Bu arada özellikle iktidar kanadından çelişkili

açıklamalar yapılmakta. Genellikle yeni anayasa ile birlikte ağırlıklı olarak

başkanlık sistemi gündeme gelmekte, yeni anayasanın olmazsa olmaz şartı iktidar

kanadınca başkanlık sistemi olarak takdim edilmektedir.

Özellikle muhalefet kanadının, Nasıl bir başkanlık

sistemi sorusu Başbakan Davutoğlu nun talebi ile gündeme gelen ve dün

başlayan liderler arası görüşmelerde cevabını bulabilirse yeni anayasa

çalışmaları tekrar gündeme gelebilecektir.

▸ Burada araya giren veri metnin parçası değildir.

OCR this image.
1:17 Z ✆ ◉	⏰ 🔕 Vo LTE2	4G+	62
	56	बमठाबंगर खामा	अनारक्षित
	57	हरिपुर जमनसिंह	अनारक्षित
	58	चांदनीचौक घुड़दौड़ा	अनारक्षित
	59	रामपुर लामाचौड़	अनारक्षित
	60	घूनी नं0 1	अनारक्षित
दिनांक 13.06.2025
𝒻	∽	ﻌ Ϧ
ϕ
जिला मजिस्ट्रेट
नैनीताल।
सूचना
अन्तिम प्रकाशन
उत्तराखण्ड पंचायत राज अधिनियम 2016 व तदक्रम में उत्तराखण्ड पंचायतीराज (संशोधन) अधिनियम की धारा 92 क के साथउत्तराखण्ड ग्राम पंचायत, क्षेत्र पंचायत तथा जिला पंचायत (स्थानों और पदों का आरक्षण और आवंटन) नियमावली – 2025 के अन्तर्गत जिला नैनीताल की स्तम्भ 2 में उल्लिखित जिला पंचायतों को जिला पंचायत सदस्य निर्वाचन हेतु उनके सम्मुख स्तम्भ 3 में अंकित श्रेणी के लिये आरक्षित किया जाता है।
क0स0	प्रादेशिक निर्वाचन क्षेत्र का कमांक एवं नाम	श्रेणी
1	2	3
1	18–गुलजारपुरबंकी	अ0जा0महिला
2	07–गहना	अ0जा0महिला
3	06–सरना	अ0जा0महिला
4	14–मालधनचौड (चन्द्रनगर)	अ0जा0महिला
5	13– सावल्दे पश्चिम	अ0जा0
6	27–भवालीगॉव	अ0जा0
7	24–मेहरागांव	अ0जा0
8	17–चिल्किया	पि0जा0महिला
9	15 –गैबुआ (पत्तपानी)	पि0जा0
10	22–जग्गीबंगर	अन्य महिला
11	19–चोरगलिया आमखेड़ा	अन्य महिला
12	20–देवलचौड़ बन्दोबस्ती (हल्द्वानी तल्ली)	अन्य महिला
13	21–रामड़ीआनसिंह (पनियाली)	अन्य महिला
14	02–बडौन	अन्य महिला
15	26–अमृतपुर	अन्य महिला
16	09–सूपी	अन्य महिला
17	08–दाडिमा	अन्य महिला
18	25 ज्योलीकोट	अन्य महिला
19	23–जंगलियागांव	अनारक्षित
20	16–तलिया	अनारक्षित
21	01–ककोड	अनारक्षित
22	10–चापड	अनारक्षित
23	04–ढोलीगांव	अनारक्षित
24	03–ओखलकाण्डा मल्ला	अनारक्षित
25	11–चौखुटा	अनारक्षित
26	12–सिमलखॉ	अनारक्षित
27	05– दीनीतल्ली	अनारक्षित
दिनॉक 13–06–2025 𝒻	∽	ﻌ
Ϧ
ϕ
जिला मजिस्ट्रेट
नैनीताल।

Çünkü CHP Genel Başkanı Kılıçdaroğlu

görüşmeden bir gün önce yaptığı açıklamada, Nasıl bir başkanlık sistemi

istendiğini soracağım diyerek sistemin içinin doldurulmasını beklediklerini

belirtti. Buna karşılık Başbakan da, Konjonktüre takılmayan açık ruhlu bir

anayasa istediklerini, bunun yanında CHP nin değiştirilmesine kesin karşı

tavır koyduğu 4 madde konusunda ısrarcı olunmayacağını belirterek özellikle

yeni anayasa konusunda CHP nin desteğini almak istedikleri görüntüsü verdi.

Ancak, yapılan açıklamaların kesinlik göstermediği de ortada. Söz gelimi Başbakan ın,

Konjonktüre takılmayan açık ruhlu bir anayasa tarifinin ne anlama geldiği de

izaha muhtaç. Ancak, artık Meclis te de gurubu olan partiler, özellikle de CHP

ve MHP ile iktidar kanadı anlaşarak yeni sivil bir anayasa yapmalı ya da artık

bu konuyu ikide bir gündeme getirmemelidirler. Çünkü yeni anayasa ve özellikle

başkanlık sistemi acil çözüm bekleyen bazı konuları gözden kaçırmak için

gündeme taşınıyor görüntüsü ortaya çıkıyor.